High shipping costs will remain a challenge for the solar sector – pv magazine International

Australia’s solar industry can expect to face high shipping costs and continued supply disruptions for at least a year before a “normalization” of the global ocean freight system.

New data from Dutch multinational financial services company Rabobank shows shipping container shipping costs fell from a record low in September 2021, but are still up to five times higher than in 2019 and the group banking warned that there would be no return to pre-pandemic depressions on the horizon.

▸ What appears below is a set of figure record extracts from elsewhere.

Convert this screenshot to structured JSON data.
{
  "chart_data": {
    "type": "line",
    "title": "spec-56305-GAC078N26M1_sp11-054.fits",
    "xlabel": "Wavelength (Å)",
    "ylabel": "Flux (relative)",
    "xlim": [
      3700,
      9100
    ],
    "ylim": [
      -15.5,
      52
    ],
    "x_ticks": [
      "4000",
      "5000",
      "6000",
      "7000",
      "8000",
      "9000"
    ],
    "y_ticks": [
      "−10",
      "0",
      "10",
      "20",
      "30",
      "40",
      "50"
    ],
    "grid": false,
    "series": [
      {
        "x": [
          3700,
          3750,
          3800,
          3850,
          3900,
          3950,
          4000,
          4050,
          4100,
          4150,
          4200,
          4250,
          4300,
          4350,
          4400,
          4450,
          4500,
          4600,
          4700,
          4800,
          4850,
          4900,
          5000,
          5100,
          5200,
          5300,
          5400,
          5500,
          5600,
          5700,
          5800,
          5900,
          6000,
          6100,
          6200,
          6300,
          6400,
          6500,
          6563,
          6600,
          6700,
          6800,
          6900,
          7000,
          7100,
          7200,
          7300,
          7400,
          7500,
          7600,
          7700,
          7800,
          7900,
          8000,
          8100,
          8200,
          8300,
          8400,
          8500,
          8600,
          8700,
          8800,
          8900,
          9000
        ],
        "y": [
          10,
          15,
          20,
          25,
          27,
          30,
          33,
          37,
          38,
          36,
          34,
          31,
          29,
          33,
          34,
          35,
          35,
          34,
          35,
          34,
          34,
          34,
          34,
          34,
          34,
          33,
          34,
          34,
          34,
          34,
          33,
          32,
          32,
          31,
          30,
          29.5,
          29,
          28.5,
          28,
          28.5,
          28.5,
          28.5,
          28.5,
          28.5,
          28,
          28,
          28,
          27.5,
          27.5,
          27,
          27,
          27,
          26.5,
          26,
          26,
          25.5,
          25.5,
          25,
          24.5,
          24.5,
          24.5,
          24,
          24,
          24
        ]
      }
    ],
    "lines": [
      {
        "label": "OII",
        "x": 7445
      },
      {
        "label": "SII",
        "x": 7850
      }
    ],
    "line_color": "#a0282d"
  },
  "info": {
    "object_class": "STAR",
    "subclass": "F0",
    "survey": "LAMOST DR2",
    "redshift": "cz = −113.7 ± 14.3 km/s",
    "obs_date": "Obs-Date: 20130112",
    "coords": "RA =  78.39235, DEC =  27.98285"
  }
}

Due to Covid-19 related disruptions, international container freight rates have increased significantly since January 2019, reaching a record high price of nearly $10,400 in September 2021. In June 2022, the Global Freight Rate Index amounted to nearly $7,100.

Higher transportation costs and supply chain disruptions are impacting all industries, but solar PV is one of the hardest hit due to the high concentration of solar panel manufacturing in China. High transportation costs and shipping constraints also impact other system components such as trackers, inverters, and batteries.

In his Global Ocean Freight Outlook report, Rabobank says containerized freight prices are expected to continue to gradually decline over the next 12 months from “irrational” highs reached late last year, but not expected to return to pre-pandemic lows .

RaboResearch’s global supply chain analyst Viet Nguyen said shipping container prices are “never” expected to return to pre-pandemic lows of around US$3,000 per container, but predicted that they would decline from the current US$7,000 to US$78,000 per container brand in the coming year.

Global Container Freight Rate Index from January 2019 to June 2022 (in US dollars)

Image: Statista

Nguyen said several global “macro factors” are influencing shipping dynamics and driving the persistently high costs.

As increased inflation and historically low levels of global consumer confidence put downward pressure on ocean tariffs, Nguyen said tariffs were being supported at higher levels by imbalanced global trade flows which are hampering a repositioning profitable empty containers.

“On top of that, geographic uncertainties add risk and there are also rising operational costs for the sector due to higher energy costs and sustainability regulations,” he said.

While shipping rates are expected to drop, Rabobank expects container schedule reliability to also recover, albeit slowly. Port congestion, a major contributor to ongoing supply disruptions, is expected to persist at major ports until the first half of next year.

For Australia, where the solar sector relies heavily on container shipping for modules, “the overall picture is quite positive,” according to Stefan Vogel, RaboResearch’s managing director for Australia and New Zealand.

“While we don’t expect sea freight to return to normal for the industry here until 2024, we believe it will improve for us in Australia and many other parts of the world, but it doesn’t. not happen tomorrow,” he said.

“It will be a year or two where shipping container freight rates tend to slowly decline, while simultaneously reliability improves, step by step, to something closer to normal.”

Vogel said the “bad news” is that containerized ocean freight rates are unlikely to return to pre-pandemic levels, when “they were extremely cheap.” However, further extreme price increases to Q4 2021 highs or above are also not expected.

“The overall picture is quite positive, where we don’t expect to see these rates suddenly explode again or that there will be another massive on-chain disruption,” he said.